Wednesday, October 3, 2007

I'SE REGUSTED: It may seem perverse, even offensive, that I devote two whole class meetings to Amos 'n' Andy. Why give so much precious instruction time to a program whose name has become synonymous with pop-culture racism? Well, first of all, the show's racism is precisely why it deserves sustained analysis, as it represented the latest episode in the long, disturbing tradition of entertainment based on bigotry. Secondly, many scholars argue that the medium of radio would not have taken off as it did in the late 1920s without the popularity of Amos 'n' Andy. And finally, Melvin Patrick Ely's pioneering book, The Adventures of Amos 'n' Andy: A Social History of an American Phenomenon, offers a richly researched and carefully argued case study of this pivotal moment in American popular culture.

Amos 'n' Andy was the brainchild of two white actors, Freeman Gosden and Charles Correll. Both men worked their way up through the world of minstrel shows and vaudeville, often performing in blackface and dialect, and they originally envisioned the radio show simply as a way to promote their live performances. What they created, instead, was the most successful radio show of all time, a program that at its peak drew forty million listeners, six nights a week, and would run from 1926 until 1960. (One great indicator of its popularity: for the fifteen minutes that Amos 'n' Andy aired every night, many movie theaters would stop their screenings to pipe in the show.)
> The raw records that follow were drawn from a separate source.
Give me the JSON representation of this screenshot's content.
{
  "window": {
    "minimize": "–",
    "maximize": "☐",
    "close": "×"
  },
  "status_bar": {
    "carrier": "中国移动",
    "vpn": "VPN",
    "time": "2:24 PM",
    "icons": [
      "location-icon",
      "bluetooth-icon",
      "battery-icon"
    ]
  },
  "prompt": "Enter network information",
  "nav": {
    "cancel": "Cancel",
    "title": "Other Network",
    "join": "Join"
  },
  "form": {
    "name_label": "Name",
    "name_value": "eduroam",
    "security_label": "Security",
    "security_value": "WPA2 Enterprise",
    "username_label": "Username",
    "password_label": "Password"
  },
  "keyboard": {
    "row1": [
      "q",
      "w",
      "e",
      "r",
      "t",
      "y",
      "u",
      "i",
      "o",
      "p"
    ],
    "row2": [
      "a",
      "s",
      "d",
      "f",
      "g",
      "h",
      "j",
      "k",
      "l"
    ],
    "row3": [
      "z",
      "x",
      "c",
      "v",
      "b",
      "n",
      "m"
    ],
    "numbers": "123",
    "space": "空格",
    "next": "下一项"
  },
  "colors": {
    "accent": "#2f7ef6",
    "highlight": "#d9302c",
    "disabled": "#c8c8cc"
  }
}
To 21st-century ears, Amos 'n' Andy sounds crudely racist. The show's scripts were written and performed in heavy "black" dialect. Moreover, the lead characters often acted uneducated, confused, and foolish -- stumbling over basic vocabulary, misreading simple arithmetic, and generally conforming to longstanding stereotypes of the ignorant African American. Favorite dialect catchphrases ("Sho, sho," "I'se regusted") quickly became part of the popular vernacular. And yet Gosden and Correll also placed Amos and Andy in familiar situations that any listener could identify with: romantic entanglements, business troubles, sickness and loss. Ely argues that while some listeners may have heard only mockery and jokes, others (including many African Americans) may have focused on the characters' humanity, the continuing stories that lured audiences back night after night, year after year.

Conveniently, the Internet Archive has collected dozens of recordings of old Amos 'n' Andy broadcasts. Try listening to a couple of those early programs. How do they make you feel? Did you laugh? cringe? shrug? Why do you think radio listeners of the 'twenties and 'thirties -- both white and black -- found the show so enjoyable?

On Friday, I'll talk about Amos and Andy's appearances on film, cartoons, and TV, and the ways in which those appearances, and audiences' reactions to them, reflected shifting attitudes about race and popular culture in mid-20th-century America.